Wednesday, November 19, 2008

Teaching your kids to be happy for others

So I've found lately that teaching your kids to truly be excited for someone else, can be a hard thing to accomplish. I've witnessed a couple of situations where I think...wow....I would not have thought my kids would act that way. One situation is from a few weeks back when the boys were still playing football. Scout and his buddy would jump in the car after practice and I would hear the friend say something like, "man, did you see me today? Did you see that catch I made?" and Scout's reply might be something like, "Dude, what are you talking about, I saw that fumble. I never saw you make a good catch....but did you see me? I was awesome". I would just cringe. Of course, after we let our friend out at his house - we would chat for a bit on giving a nice compliment or encouraging, "man you were good today" to your friend. I sometimes hear my kids return a request or need for encouragement with a statement that totally rides over the other person and pumps themselves up instead.

Last night at the Boy Scout Pack Meeting, this was more than apparent with our youngest Max. It was award time - and Max was all about that. Reminding us to be sure to get the picture of him accepting his award. He had been working on his Citizenship Award. Well, he got that award....but several of his friends got that one, plus a few more because they went to the Boy Scout weekend camp out. Max was crushed. We were supposed to go, but we had to cancel because the church that we are helping to start had its first Sunday that weekend. Max understands that...doesn't like it, but we explained our situation with this particular camp out. Anyway, the crushing moment came after we all sat down after the awards were given out and they called about 13 kids to the stage. They were ranging in age...and Max's antennas went up. "What is going on? Are they about to get something special?" he said, very seriously. As we watched, the Den Leader pulled out a bag of awards. The Den Leader then told us that because the weather was so cold during their camp out, each Scout that attended had earned their Polar Bear Badge. He went on to explain how this was most unusual because Scouts of this age don't typically camp in the coldness required to get this badge. Kevin and I watched Max's face - not only was this an award he could have received....it was one he would probably not easily have the opportunity to earn again really soon. He was just down. Did not congratulate his friends. Didn't even speak to them. When the closing of the meeting came, you should have seen his ill fated attempt to cheer with his team for the spirit stick.

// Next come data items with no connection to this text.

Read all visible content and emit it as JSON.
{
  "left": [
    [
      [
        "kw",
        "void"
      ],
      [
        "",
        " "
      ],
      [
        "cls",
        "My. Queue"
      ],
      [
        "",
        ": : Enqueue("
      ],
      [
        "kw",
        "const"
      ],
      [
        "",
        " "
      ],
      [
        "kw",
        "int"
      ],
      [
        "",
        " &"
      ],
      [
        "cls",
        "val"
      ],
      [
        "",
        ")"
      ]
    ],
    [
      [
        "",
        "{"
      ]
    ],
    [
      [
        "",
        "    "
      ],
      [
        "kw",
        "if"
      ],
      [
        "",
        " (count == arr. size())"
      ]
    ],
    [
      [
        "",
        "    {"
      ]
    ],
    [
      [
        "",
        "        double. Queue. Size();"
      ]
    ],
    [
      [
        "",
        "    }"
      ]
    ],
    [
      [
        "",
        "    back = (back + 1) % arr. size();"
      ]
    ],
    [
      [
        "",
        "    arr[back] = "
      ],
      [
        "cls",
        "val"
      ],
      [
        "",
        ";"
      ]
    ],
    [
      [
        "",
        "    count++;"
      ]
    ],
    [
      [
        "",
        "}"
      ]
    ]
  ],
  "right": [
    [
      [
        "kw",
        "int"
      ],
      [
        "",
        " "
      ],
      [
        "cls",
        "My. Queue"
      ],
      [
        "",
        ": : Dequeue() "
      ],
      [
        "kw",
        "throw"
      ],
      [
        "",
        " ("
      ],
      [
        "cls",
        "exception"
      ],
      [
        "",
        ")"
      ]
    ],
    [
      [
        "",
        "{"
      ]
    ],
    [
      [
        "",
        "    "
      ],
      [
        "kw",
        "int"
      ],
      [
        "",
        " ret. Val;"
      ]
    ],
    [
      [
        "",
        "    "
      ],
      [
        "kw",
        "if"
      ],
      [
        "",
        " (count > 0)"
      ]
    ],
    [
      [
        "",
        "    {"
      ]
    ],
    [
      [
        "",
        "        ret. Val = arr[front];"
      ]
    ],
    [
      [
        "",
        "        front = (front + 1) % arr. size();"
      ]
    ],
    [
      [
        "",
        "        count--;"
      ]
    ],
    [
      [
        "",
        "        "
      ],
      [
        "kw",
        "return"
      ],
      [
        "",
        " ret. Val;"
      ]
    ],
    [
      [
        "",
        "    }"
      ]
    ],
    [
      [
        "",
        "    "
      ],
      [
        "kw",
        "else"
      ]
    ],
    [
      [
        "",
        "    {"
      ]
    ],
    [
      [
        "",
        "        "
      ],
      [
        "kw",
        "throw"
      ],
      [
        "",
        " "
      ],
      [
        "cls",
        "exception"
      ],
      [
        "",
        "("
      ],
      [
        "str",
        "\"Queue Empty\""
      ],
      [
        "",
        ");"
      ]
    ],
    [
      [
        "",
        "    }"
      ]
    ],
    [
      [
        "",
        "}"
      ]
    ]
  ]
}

Now, I'm not saying I don't understand his sadness. That is not what I am saying at all. In fact what I am saying is that I am trying to find ways to be empathetic to that...yet still teach him to be a good friend by being happy when our friends win something we don't.....because we love them and we want the best for them.

What I come up with is this;

Philippians 2:1-4

1If you have any encouragement from being united with Christ, if any comfort from his love, if any fellowship with the Spirit, if any tenderness and compassion, 2then make my joy complete by being like-minded, having the same love, being one in spirit and purpose. 3Do nothing out of selfish ambition or vain conceit, but in humility consider others better than yourselves. 4Each of you should look not only to your own interests, but also to the interests of others.



I remember reading this when I was in high school thinking wow....it could not be said any plainer. This is what I want for my kids - and yes...I realize they are not in high school yet and don't think beyond their age at times, but its my goal for them. So, each time we face one of these situations, I'll keep reminding them of this. I have to remind myself at times too. When I become envious of others - or feel a twinge of jealousy when good fortune comes the way of those I love. Instead of wishing it were me, I thank God for blessing those that I love so much.

I know its a process....and as a mom, watching it happen can be frustrating, and sometimes hard too. We want our kids to be happy and have everything...but sometimes everything doesn't help make us into the people we are to be. Losing and not getting what you want sometimes creates not only character but an attitude of thankfulness too. Learning to be thankful for what you have.....and happy for others when they have something you desire too. Whew....life can be hard sometimes. Especially when you are a 10 year old and really, really want that Polar Bear Badge. I know that next time we go to Scout's and those boys have the Polar Bear badges sewn to their uniforms....Max is going to be tested. It will take all of his 'goodness' to tell his buds how cool they look on their uniforms. But, I'll pray he can do it. It will be a start and just another step in the process.